A couple who work at the circus go to an adoption agency. Social workers there raise doubts about their suitability. The couple produces photos of their 50 foot motor-home, which is equipped with a beautiful nursery. The social workers then are doubtful about the education that the child would get.
"We've arranged for a full-time tutor who will teach the child all the usual subjects along with French, Mandarin and computer skills."
Then there are doubts about raising a child in a circus environment. "Our nanny is an expert in pediatric welfare and diet."
The social workers are finally satisfied. They ask, "What age child are you hoping to adopt?"
"It doesn't really matter, as long as he or she fits in the cannon."
Little Johnny comes home from school and tells his dad that he failed the safety quiz
Dad: What?

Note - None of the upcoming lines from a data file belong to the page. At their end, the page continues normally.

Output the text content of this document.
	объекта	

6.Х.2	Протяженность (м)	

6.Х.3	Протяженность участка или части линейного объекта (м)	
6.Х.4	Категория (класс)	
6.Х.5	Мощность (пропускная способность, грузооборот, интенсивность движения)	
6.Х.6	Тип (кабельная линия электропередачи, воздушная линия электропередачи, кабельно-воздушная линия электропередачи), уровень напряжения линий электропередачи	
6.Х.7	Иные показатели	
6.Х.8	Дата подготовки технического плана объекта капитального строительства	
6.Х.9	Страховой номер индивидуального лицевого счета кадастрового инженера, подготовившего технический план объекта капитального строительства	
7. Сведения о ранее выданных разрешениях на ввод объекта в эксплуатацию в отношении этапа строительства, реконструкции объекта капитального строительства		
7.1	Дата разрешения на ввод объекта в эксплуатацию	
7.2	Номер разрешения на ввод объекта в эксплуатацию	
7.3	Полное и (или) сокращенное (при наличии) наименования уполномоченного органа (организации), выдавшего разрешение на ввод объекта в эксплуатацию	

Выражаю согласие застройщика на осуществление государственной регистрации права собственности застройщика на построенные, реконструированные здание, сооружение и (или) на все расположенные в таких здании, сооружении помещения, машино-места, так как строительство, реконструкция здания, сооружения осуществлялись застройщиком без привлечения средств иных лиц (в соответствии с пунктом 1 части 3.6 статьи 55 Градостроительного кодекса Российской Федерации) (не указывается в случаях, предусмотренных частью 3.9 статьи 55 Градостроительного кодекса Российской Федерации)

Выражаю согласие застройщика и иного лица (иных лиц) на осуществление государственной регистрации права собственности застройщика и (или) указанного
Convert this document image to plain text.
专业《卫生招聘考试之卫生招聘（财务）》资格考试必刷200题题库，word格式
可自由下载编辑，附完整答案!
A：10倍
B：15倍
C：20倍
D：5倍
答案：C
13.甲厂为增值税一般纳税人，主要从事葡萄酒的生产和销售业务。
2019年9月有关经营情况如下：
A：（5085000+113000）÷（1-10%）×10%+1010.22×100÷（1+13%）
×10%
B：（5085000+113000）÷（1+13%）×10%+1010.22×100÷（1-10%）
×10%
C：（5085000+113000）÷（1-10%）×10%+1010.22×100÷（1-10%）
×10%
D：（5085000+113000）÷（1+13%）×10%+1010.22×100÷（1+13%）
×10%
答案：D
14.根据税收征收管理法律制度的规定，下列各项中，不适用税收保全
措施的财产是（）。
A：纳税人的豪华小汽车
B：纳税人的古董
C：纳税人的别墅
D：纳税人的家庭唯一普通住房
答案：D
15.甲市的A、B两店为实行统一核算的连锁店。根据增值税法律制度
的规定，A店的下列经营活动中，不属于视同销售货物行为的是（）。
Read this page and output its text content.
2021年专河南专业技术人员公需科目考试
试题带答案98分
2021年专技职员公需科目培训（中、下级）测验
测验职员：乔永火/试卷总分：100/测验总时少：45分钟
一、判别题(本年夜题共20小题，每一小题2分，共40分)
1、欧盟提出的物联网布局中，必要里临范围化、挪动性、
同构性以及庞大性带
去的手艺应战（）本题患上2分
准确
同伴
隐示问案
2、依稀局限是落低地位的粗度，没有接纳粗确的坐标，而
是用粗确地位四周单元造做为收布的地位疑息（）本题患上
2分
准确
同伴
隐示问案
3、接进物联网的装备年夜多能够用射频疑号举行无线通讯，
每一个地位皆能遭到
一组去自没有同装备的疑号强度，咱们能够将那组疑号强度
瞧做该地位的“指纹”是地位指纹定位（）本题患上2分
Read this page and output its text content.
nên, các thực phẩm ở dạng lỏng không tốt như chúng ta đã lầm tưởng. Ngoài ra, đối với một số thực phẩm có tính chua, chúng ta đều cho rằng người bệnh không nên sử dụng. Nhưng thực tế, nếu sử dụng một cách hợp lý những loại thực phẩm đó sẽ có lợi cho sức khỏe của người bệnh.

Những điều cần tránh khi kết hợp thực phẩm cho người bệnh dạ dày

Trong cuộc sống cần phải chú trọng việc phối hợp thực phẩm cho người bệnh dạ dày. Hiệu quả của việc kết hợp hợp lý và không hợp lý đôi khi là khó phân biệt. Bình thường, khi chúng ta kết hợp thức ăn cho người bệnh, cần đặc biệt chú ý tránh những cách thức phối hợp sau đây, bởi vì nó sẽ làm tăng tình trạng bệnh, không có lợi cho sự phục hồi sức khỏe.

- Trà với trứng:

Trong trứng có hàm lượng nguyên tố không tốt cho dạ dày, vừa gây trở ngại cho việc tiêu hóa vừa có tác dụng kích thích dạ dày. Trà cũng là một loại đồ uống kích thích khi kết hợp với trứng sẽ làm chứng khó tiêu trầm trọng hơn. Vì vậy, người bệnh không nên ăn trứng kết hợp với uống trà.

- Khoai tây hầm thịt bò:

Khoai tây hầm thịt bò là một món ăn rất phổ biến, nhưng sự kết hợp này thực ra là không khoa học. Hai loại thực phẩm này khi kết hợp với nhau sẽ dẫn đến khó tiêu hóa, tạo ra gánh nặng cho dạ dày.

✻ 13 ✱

How?
Little Johnny: I missed the only question
Dad: What was the question?
Little Johnny: What steps do we take in case of fire?
Dad: And what did you say?
Little Johnny: Well I said really large ones but apparently that's not right answer!!!
It's the 10th anniversary of Herman Mendelbaum's death and his widow decides to make a pilgrimage to the cemetery to recite a prayer over his grave and place a small stone to show that he is remembered.
She arrives at the cemetery, but it being a while since she had been there, she is confused and cannot find poor Herman's grave site. Finally, she comes across a grounds-keeper who escorts her to a small chapel on the cemetery grounds where the records are kept.
The grounds-keeper, after pouring over large maps and lists, finally turns to the widow and says, "I can find no record of a Herman Mendelbaum buried here. The closest I can find is a Sadie Mendelbaum."
"That's him!" she exclaims. "He always put everything in my name..."
Joe says to Bill, "Want to see a picture of my aunt?"
Bill said, "Sure."
So Joe takes out a picture.
Bill says, "What are you talking about? That's not your aunt! That's a picture of a fish!"
Joe says, "Well sure it is... it's my Aunt Chovy!"